Stability of MGL fragments analyzed by circular dichroism. (A and B) Folded conformation of the CRD (0.07 mg/mL) was assessed by comparing the molar ellipticity at 229 nm, which reflects the folded conformation of the tryptophan residue adjacent to the Ca²⁺ that forms the sugar-binding site (see Figure 3C and D). (C and D) Folded conformation of the neck domain (0.27 mg/mL) was assessed based on the ellipticity at 222 nm of the extracellular fragment of MGL, which is sensitive to the α-helical conformation that arises dominantly from the neck domain. Proteins were dialyzed extensively against 10 mM Tris-Cl, pH 7.4 and 2.5 mM CaCl₂. Spectra represent averages of 10 scans each, taken after a 2-min stabilization period at each temperature.
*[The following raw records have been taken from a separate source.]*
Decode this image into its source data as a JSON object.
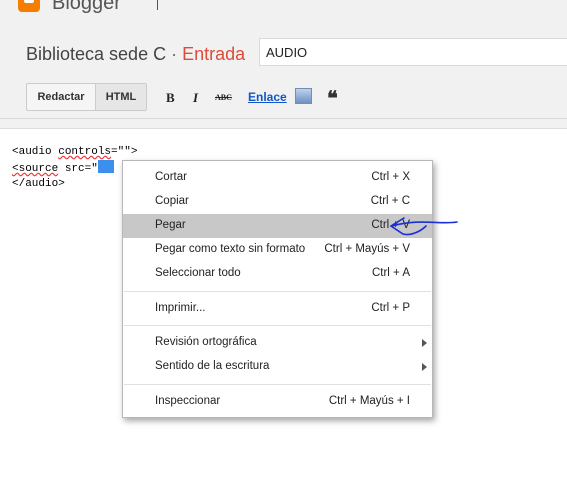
{
  "app": {
    "brand": "Blogger"
  },
  "header": {
    "blog_name": "Biblioteca sede C",
    "separator": "·",
    "section": "Entrada",
    "post_title": "AUDIO"
  },
  "toolbar": {
    "tab_compose": "Redactar",
    "tab_html": "HTML",
    "bold": "B",
    "italic": "I",
    "strike": "ABC",
    "link": "Enlace",
    "quote": "❝"
  },
  "editor": {
    "line1a": "<audio ",
    "line1b": "controls",
    "line1c": "=\"\">",
    "line2a": "<source",
    "line2b": " src=\"",
    "line3": "</audio>"
  },
  "context_menu": {
    "items": [
      {
        "label": "Cortar",
        "shortcut": "Ctrl + X"
      },
      {
        "label": "Copiar",
        "shortcut": "Ctrl + C"
      },
      {
        "label": "Pegar",
        "shortcut": "Ctrl + V"
      },
      {
        "label": "Pegar como texto sin formato",
        "shortcut": "Ctrl + Mayús + V"
      },
      {
        "label": "Seleccionar todo",
        "shortcut": "Ctrl + A"
      },
      {
        "label": "Imprimir...",
        "shortcut": "Ctrl + P"
      },
      {
        "label": "Revisión ortográfica",
        "shortcut": ""
      },
      {
        "label": "Sentido de la escritura",
        "shortcut": ""
      },
      {
        "label": "Inspeccionar",
        "shortcut": "Ctrl + Mayús + I"
      }
    ],
    "highlighted_item": "Pegar"
  },
  "colors": {
    "brand_orange": "#f57d00",
    "entry_red": "#dd4b39",
    "link_blue": "#1155cc",
    "selection_blue": "#3b8fee",
    "annotation_ink": "#1a2fd6"
  }
}
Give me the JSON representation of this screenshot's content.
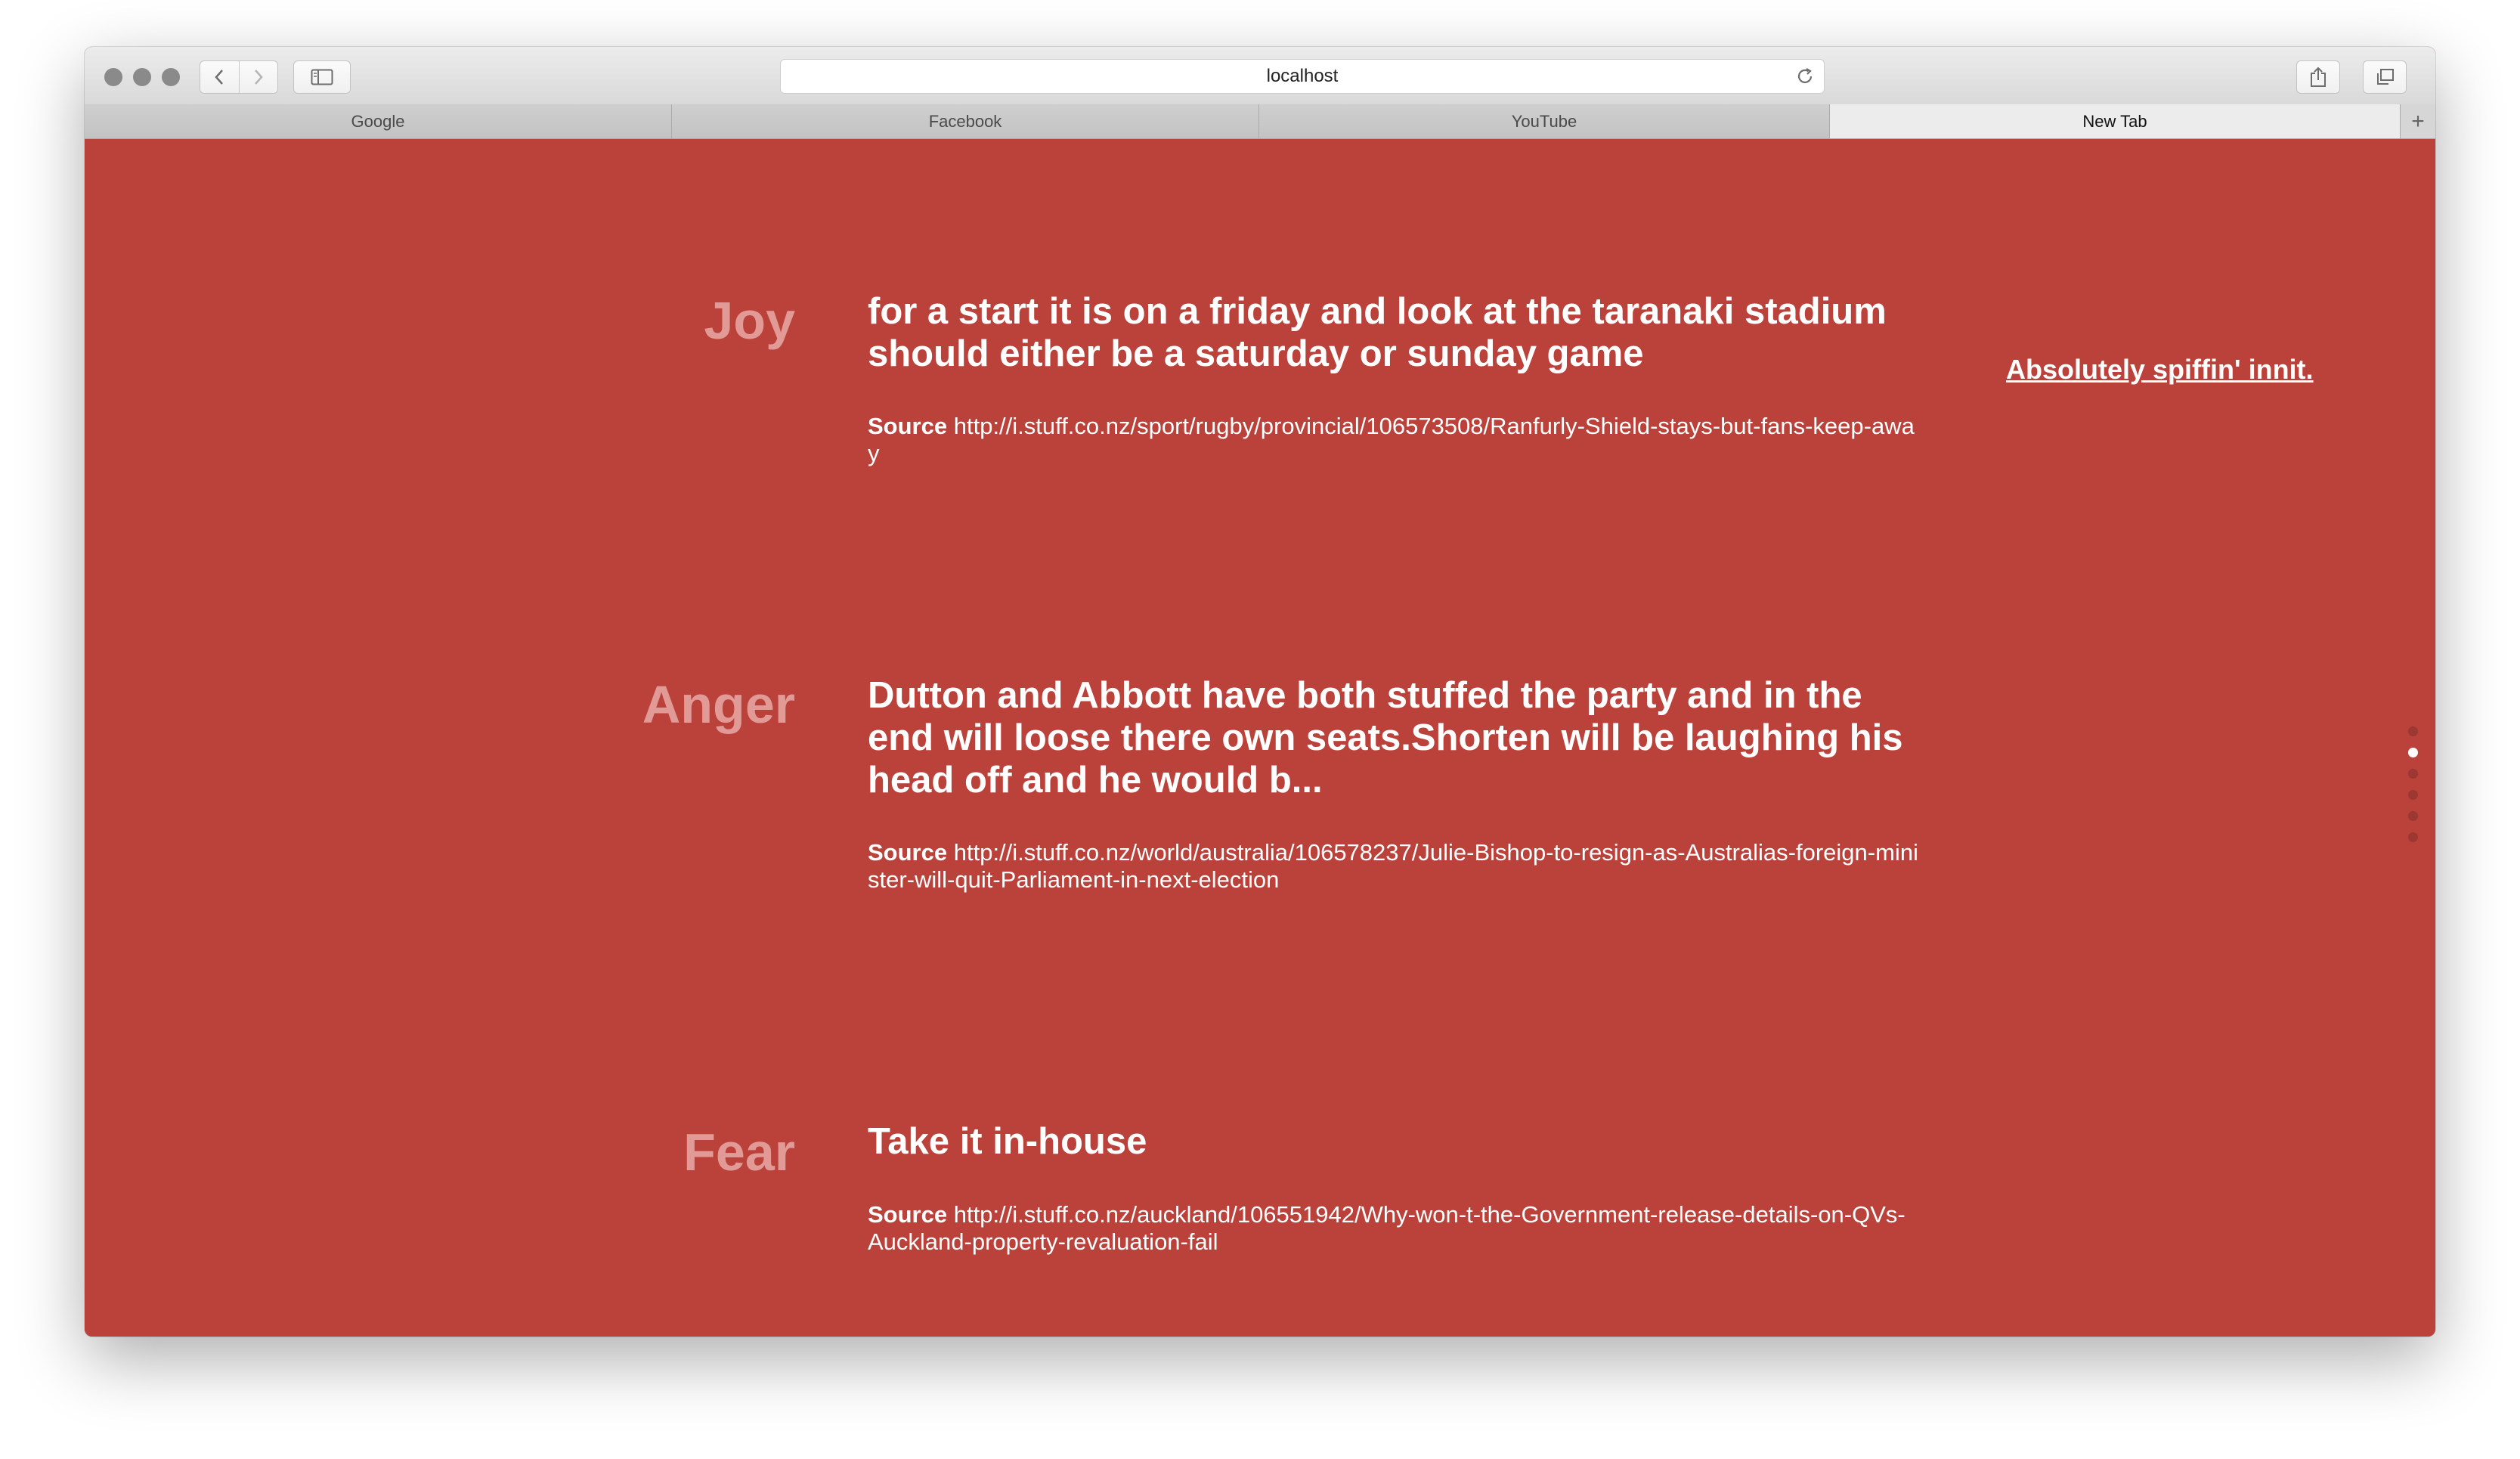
{
  "browser": {
    "address": "localhost",
    "tabs": [
      {
        "label": "Google",
        "active": false
      },
      {
        "label": "Facebook",
        "active": false
      },
      {
        "label": "YouTube",
        "active": false
      },
      {
        "label": "New Tab",
        "active": true
      }
    ],
    "new_tab_label": "+",
    "icons": [
      "back-icon",
      "forward-icon",
      "sidebar-icon",
      "reload-icon",
      "share-icon",
      "tabs-overview-icon"
    ]
  },
  "page": {
    "background_color": "#bb423b",
    "emotion_color": "#e19a96",
    "side_link": "Absolutely spiffin' innit.",
    "source_label": "Source",
    "items": [
      {
        "emotion": "Joy",
        "quote": "for a start it is on a friday and look at the taranaki stadium should either be a saturday or sunday game",
        "source_url": "http://i.stuff.co.nz/sport/rugby/provincial/106573508/Ranfurly-Shield-stays-but-fans-keep-away"
      },
      {
        "emotion": "Anger",
        "quote": "Dutton and Abbott have both stuffed the party and in the end will loose there own seats.Shorten will be laughing his head off and he would b...",
        "source_url": "http://i.stuff.co.nz/world/australia/106578237/Julie-Bishop-to-resign-as-Australias-foreign-minister-will-quit-Parliament-in-next-election"
      },
      {
        "emotion": "Fear",
        "quote": "Take it in-house",
        "source_url": "http://i.stuff.co.nz/auckland/106551942/Why-won-t-the-Government-release-details-on-QVs-Auckland-property-revaluation-fail"
      }
    ],
    "pagination": {
      "count": 6,
      "active_index": 1
    }
  }
}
Data were fitted to first order transitions in order to determine the midpoint of the unfolding transitions.

Fig. 7.

Purification and analysis of the neck domain of MGL. (A) SDS–PAGE (17.5% gel) of neck domain purified on immobilized Ni²⁺ in the presence of urea (lane 1, Coomassie blue; lane 2, detection with antibody to the His₆ tag) and following further purification on immobilized Ni²⁺ in the absence of urea (lane 3, Coomassie blue). (B) Gel-filtration analysis of the neck domain of MGL on a Superdex S75 column. Concentrations of starting samples (100 μL) are indicated. (C) Conformation of the neck domain analyzed by circular dichroism. (D) Stability of the neck domain determined by differential scanning calorimetry. Protein concentration was 0.65 mg/mL.